Trzy spośród śmiertelnych ubiegłorocznych ataków miały miejsce na terytorium francuskim: dwa koło wyspy Reunion na Oceanie Indyjskim (700 km na wschód od Madagaskaru), jeden w Nowej Kaledonii na Pacyfiku (1400 km na wschód od Australii, 1500 km na północny zachód od Nowej Zelandii), pozostałe trzy wydarzyły się w Australii, Egipcie i na Hawajach należących do USA.
W roku 2015 najwięcej ataków rekinów na ludzi zanotowano koło wybrzeży Stanów Zjednoczonych — 59, z czego 30 w wodach Florydy. W Australii było ich 18, w Republice Południowej Afryki osiem.
- Reunion jest aktualnie najniebezpieczniejszym miejscem na świecie pod tym względem. W ciągu ostatnich pięciu lat odnotowano tam 18 ataków zakończonych siedmioma zgonami — ostrzega George Burgess.

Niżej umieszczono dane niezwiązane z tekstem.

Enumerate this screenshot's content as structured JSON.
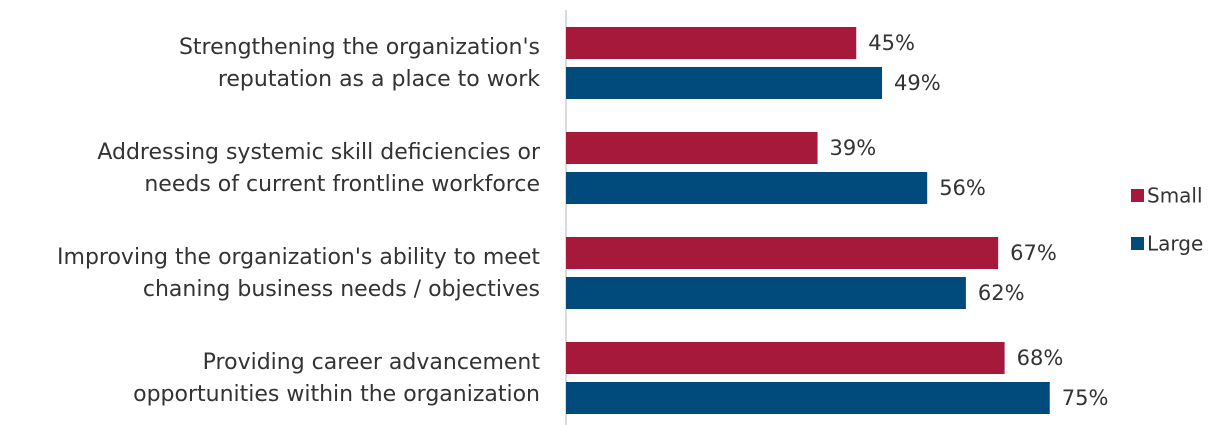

Rosnącą liczbę ataków ichtiolodzy tłumaczą wzrostem temperatury wód oceanicznych wywołanym globalnym ociepleniem. Powoduje to, że rekiny zapuszczają się w regiony leżące bardziej na północ i na południe od swoich normalnych terenów, rozszerzają strefę, w której przebywają i żywią się.